In general, patients with myocardial infarctions show decreased global LV function that is directly related to the size of infarction. Additionally, in patients with CAD, the degree of resting LV cavity dilatation reflects mainly the extent of infarcted tissue and is closely related to the resting LV ejection fraction. It has been shown that ejection fraction measured during the first 24 h following infraction is the best predictor of in-hospital mortality. Patients with an ejection fraction less than 30 % have the highest mortality secondary to cardiac failure and arrhythmias. On the other hand, patients with normal or only mildly reduced ejection fraction have a much lower incidence of complications.

In patients who have suffered an acute myocardial infarction, the lower the ejection fraction at the time of discharge from the hospital, the shorter the long-term survival.


8.1.5.2.5 Preoperative Cardiac Risk Assessment

The widely used screening tests utilize the readily available clinical and physical examination findings of poor ventricular function. Congestive heart failure, rales, and an S3 gallop are the factors associated with the highest surgical risk by the Goldman and Detsky criteria. Because in some patients these findings are not adequately appreciated, an accurate, objective, and reproducible measure of function is desirable. It is well established that complications are increased during and following surgery in patients with a diminished LV ejection fraction.

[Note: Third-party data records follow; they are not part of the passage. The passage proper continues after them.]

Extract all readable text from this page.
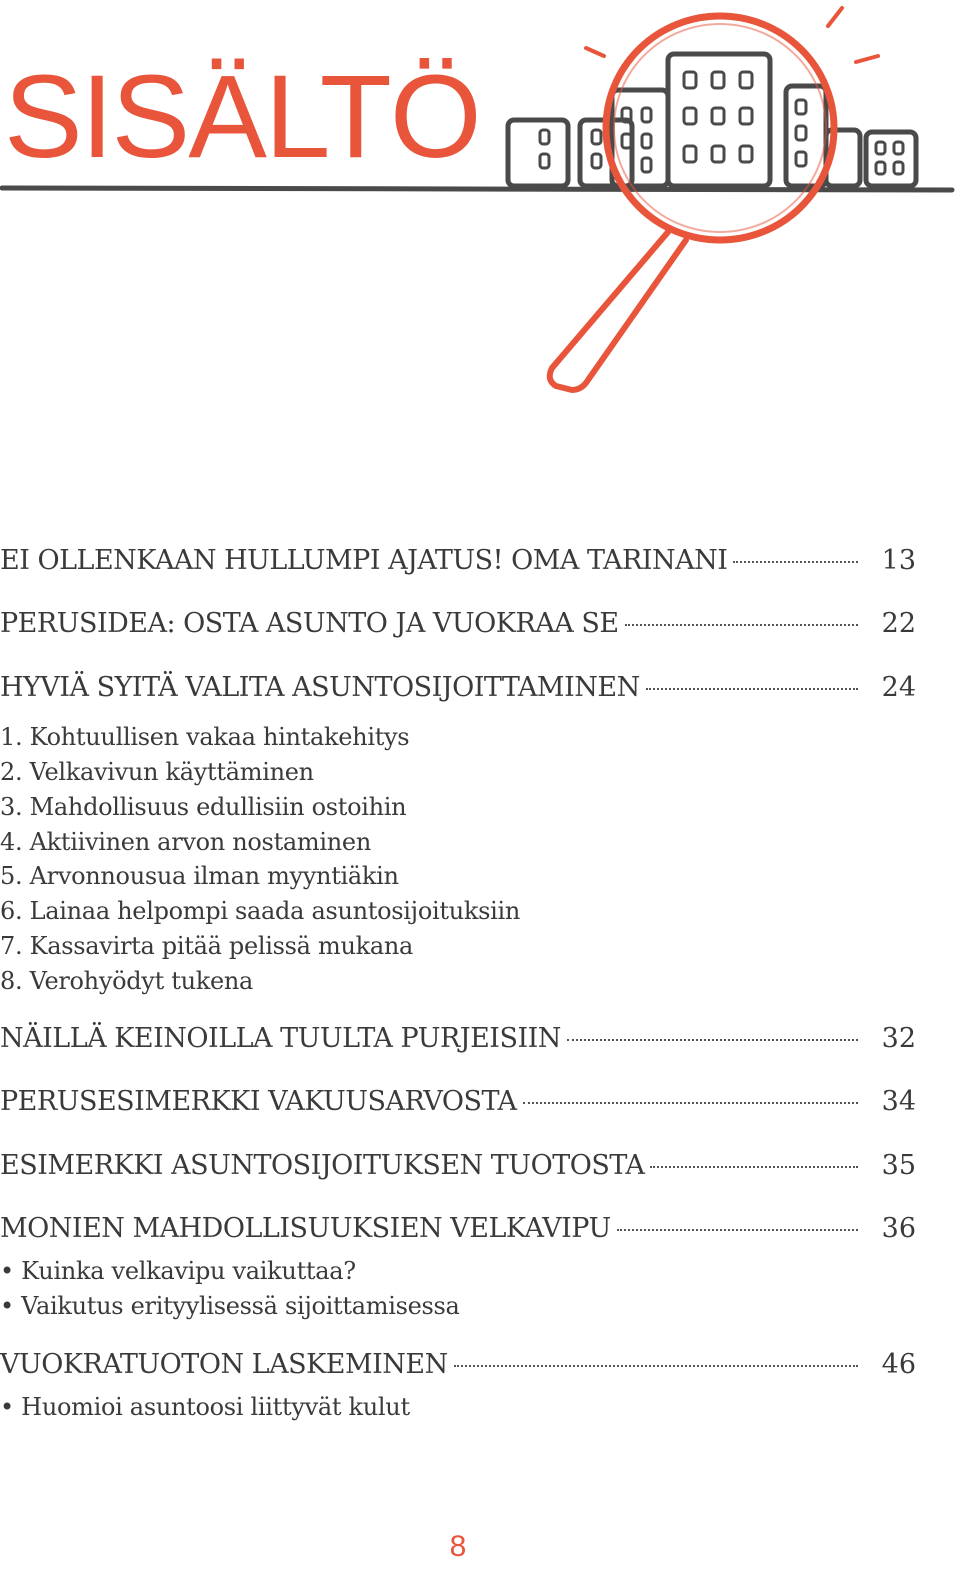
SISÄLTÖ
EI OLLENKAAN HULLUMPI AJATUS! OMA TARINANI	13
PERUSIDEA: OSTA ASUNTO JA VUOKRAA SE	22
HYVIÄ SYITÄ VALITA ASUNTOSIJOITTAMINEN	24
1. Kohtuullisen vakaa hintakehitys
2. Velkavivun käyttäminen
3. Mahdollisuus edullisiin ostoihin
4. Aktiivinen arvon nostaminen
5. Arvonnousua ilman myyntiäkin
6. Lainaa helpompi saada asuntosijoituksiin
7. Kassavirta pitää pelissä mukana
8. Verohyödyt tukena
NÄILLÄ KEINOILLA TUULTA PURJEISIIN	32
PERUSESIMERKKI VAKUUSARVOSTA	34
ESIMERKKI ASUNTOSIJOITUKSEN TUOTOSTA	35
MONIEN MAHDOLLISUUKSIEN VELKAVIPU	36
• Kuinka velkavipu vaikuttaa?
• Vaikutus erityylisessä sijoittamisessa
VUOKRATUOTON LASKEMINEN	46
• Huomioi asuntoosi liittyvät kulut
8
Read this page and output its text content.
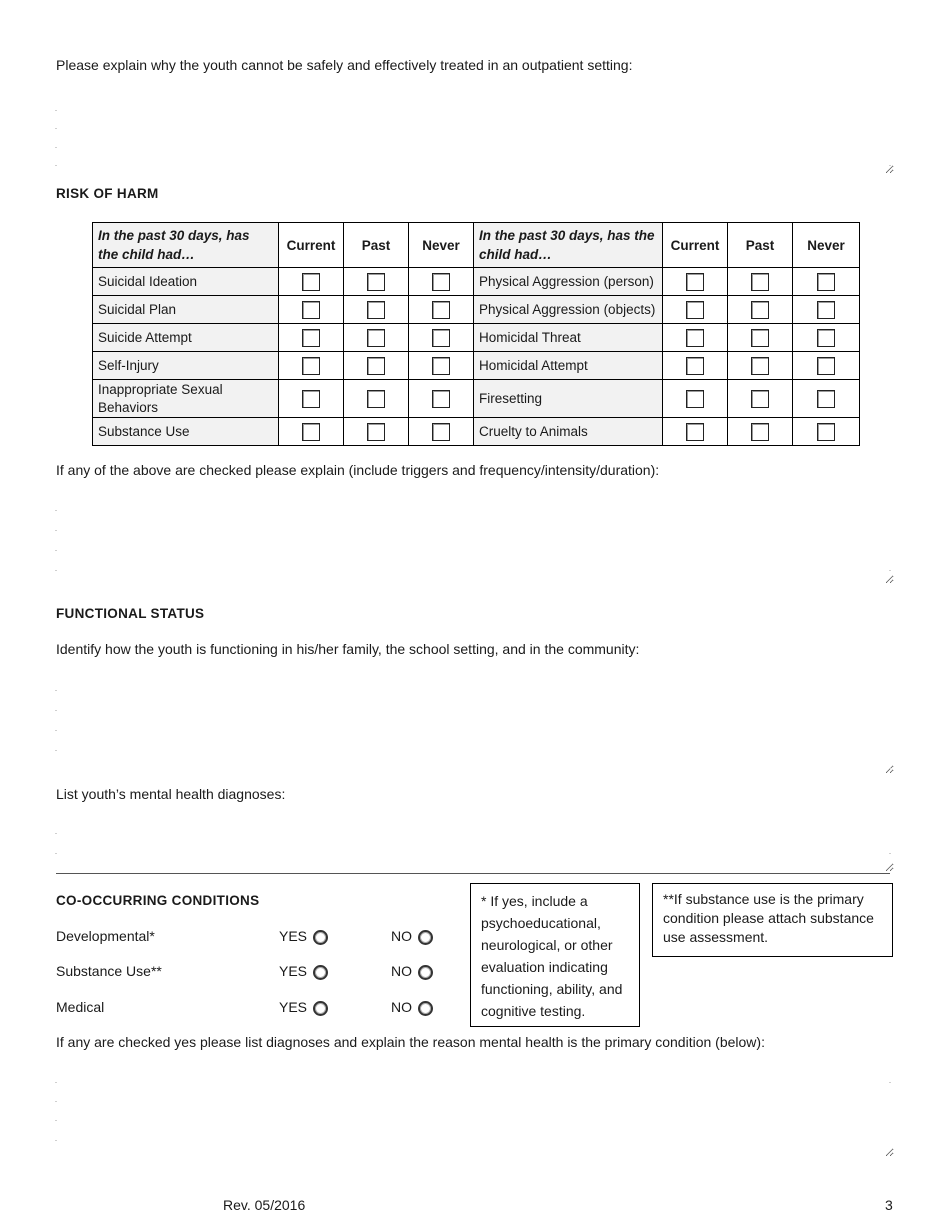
Please explain why the youth cannot be safely and effectively treated in an outpatient setting:
RISK OF HARM
In the past 30 days, has the child had…	Current	Past	Never	In the past 30 days, has the child had…	Current	Past	Never
Suicidal Ideation				Physical Aggression (person)			
Suicidal Plan				Physical Aggression (objects)			
Suicide Attempt				Homicidal Threat			
Self-Injury				Homicidal Attempt			
Inappropriate Sexual Behaviors				Firesetting			
Substance Use				Cruelty to Animals			
If any of the above are checked please explain (include triggers and frequency/intensity/duration):
FUNCTIONAL STATUS
Identify how the youth is functioning in his/her family, the school setting, and in the community:
List youth’s mental health diagnoses:
CO-OCCURRING CONDITIONS
Developmental*	YES	NO
Substance Use**	YES	NO
Medical	YES	NO
* If yes, include a psychoeducational, neurological, or other evaluation indicating functioning, ability, and cognitive testing.
**If substance use is the primary condition please attach substance use assessment.
If any are checked yes please list diagnoses and explain the reason mental health is the primary condition (below):
Rev. 05/2016	3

The Coronary Artery Surgery Study also demonstrated that LV function was the best predictor of postoperative cardiac events in patients undergoing bypass surgery. In other studies, vascular surgery patients with an ejection fraction less than 35 % had increased cardiac complications and increased 30-day and 1.5-year mortality [29]. The increased surgical risk is due to the frequent coexistence of coronary artery disease. The incidence of cardiopulmonary complications in high-risk patients rises from 12 to 58 % in those with reduced radionuclide ventriculographic ejection fraction. Abnormal LV ejection fraction is an independent risk factor beyond the detection of myocardial ischemia with myocardial perfusion imaging [30].


8.1.5.2.6 Monitoring Valvular Heart Disease

Exercise ERNA is a very sensitive and noninvasive method to assess asymptomatic patients with aortic regurgitation and, to a lesser extent, mitral regurgitation for the preclinical detection of myocardial damage as manifested by a decrease in cardiac functional reserve [31]. A patient without myocardial damage will have a normal ejection fraction at rest and show increased ejection fraction by at least 5 % at peak exercise. Younger patients without clinical symptoms should have serial studies done every few years. Older patients or those with mild symptoms should be evaluated more frequently. Patients with aortic stenosis and an abnormal resting LV ejection fraction have a less favorable prognosis following aortic valve replacement.

Immediately following valve replacement, resting ERNA usually demonstrates improvement of the LV function. However, a decrease in ejection fraction can also be a normal finding due to the decrease in LV preload. Gradual improvement can be observed over time.


8.1.5.2.7 Myocardial Hypertrophy Evaluation

Myocardial hypertrophy due to hypertension, pressure/volume overloading, or idiopathic causes, e.g., hypertrophic cardiomyopathy, is associated with a decrease in early rapid ventricular filling. In patients with hypertension, such decreases may be observed before the development of obvious echocardiographic hypertrophy and may be an early sign of damage. Such changes can also be observed in aortic stenosis, but they are not clinically useful to monitor the need for valve replacement [22].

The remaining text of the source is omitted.